[Date Prev][Date Next][Thread Prev][Thread Next][Date Index][Thread Index]
Re: draft-legg-ldap-gser-abnf-06.txt and friends
The "SafeUTF8Character" ABNF definition in these documents
includes the 5-byte and 6-byte encoding that draft-yergeau-rfc2279bis
seems to deprecate by not even mentioning. The ABNF in
draft-yergeau-rfc2279bis is also more specific, rejecting some
invalid UTF-8 sequences that this document would accept.

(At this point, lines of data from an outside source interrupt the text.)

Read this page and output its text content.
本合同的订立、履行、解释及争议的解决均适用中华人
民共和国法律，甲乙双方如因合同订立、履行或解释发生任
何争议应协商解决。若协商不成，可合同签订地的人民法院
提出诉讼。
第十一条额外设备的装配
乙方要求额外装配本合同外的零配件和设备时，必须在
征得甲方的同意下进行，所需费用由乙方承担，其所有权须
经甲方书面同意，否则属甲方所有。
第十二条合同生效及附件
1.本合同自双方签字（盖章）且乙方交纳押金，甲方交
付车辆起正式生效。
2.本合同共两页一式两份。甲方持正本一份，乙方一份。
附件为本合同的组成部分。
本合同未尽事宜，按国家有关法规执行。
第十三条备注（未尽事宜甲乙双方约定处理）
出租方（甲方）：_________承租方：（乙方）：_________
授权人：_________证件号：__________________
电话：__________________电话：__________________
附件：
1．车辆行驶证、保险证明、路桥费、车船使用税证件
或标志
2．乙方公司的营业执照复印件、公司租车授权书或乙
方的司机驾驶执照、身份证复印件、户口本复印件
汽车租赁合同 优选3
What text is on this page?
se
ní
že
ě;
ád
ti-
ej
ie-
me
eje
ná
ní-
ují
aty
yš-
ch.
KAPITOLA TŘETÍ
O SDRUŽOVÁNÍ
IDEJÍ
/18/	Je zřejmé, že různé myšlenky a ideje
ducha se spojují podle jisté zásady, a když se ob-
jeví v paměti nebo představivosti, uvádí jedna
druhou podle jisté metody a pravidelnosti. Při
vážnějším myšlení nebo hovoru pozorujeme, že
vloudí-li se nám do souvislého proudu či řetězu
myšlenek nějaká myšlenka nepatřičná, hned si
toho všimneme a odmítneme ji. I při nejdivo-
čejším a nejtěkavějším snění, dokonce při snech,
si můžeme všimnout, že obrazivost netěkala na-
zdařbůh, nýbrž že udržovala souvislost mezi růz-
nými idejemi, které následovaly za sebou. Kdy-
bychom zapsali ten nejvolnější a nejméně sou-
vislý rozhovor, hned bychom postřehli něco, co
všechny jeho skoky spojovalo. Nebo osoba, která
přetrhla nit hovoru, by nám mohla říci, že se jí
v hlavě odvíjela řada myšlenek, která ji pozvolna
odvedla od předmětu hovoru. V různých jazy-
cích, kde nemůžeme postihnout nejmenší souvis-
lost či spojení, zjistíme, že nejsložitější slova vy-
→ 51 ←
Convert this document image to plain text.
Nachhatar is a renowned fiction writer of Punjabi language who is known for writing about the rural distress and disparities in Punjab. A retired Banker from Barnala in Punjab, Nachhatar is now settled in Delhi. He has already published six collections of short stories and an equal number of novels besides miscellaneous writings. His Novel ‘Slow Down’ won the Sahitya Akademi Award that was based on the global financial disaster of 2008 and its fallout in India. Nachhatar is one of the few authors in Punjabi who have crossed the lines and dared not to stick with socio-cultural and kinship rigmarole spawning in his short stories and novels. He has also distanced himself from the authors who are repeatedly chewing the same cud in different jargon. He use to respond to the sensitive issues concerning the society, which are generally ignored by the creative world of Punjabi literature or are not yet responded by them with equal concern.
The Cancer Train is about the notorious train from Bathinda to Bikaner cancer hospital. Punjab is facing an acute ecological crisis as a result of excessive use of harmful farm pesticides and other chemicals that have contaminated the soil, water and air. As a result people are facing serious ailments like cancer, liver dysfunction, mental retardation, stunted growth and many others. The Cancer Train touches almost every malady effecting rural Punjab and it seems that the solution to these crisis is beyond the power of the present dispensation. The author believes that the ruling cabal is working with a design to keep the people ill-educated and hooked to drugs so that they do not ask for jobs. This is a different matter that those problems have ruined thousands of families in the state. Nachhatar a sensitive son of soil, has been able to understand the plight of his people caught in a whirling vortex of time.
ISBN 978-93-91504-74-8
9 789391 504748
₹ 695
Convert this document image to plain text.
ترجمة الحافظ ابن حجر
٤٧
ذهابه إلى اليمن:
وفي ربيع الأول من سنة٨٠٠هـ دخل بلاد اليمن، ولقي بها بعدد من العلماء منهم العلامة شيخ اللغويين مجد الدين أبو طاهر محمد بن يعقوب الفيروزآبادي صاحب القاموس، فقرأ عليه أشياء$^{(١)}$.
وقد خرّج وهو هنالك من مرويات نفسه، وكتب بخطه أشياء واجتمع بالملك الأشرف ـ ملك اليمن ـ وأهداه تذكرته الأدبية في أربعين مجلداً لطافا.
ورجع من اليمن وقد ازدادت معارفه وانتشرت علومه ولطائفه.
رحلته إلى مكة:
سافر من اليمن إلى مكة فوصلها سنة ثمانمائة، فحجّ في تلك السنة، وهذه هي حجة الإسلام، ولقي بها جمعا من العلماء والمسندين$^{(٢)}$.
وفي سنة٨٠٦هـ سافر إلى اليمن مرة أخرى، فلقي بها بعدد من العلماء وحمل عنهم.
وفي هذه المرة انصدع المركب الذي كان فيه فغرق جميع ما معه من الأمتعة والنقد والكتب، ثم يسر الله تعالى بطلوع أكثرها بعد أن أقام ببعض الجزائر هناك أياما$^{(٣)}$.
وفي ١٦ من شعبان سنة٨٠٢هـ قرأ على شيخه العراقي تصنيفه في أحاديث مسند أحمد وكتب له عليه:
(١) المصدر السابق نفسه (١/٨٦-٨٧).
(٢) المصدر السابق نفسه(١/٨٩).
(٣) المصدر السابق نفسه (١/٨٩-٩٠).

One possible solution is to change the definition of SafeUTF8Character from
SafeUTF8Character = %x00-21 / %x23-7F / ; ASCII minus dquote
dquote dquote / ; escaped double quote
%xC0-DF %x80-BF / ; 2 byte UTF8 character
%xE0-EF 2(%x80-BF) / ; 3 byte UTF8 character
%xF0-F7 3(%x80-BF) / ; 4 byte UTF8 character
%xF8-FB 4(%x80-BF) / ; 5 byte UTF8 character
%xFC-FD 5(%x80-BF) ; 6 byte UTF8 character
to
SafeUTF8Character = %x00-21 / %x23-7F / ; ASCII minus dquote
dquote dquote / ; escaped double quote
UTF8-2 / ; 2 byte UTF8 character
UTF8-3 / ; 3 byte UTF8 character
UTF8-4 ; 4 byte UTF8 character
and reference <UTF8-2>, <UTF8-3> and <UTF8-4> from rfc2279bis.
Other solutions include copying the ABNF from rfc2279bis, or not
worrying about the overgenerosity of this ABNF and just deleting
the 5 and 6 byte versions.
(Maybe we talked about this when 2279bis happened, but I must have
forgotten already -- why was it OK to delete the 5 and 6 byte
versions? Will there never be UCS characters larger than U+10FFFF?
Should this change be mentioned in 2279bis in a "changes since 2279
section"? Am I attempting to retroactively apply a DISCUSS on a
document? Will the questions never end?)
Bill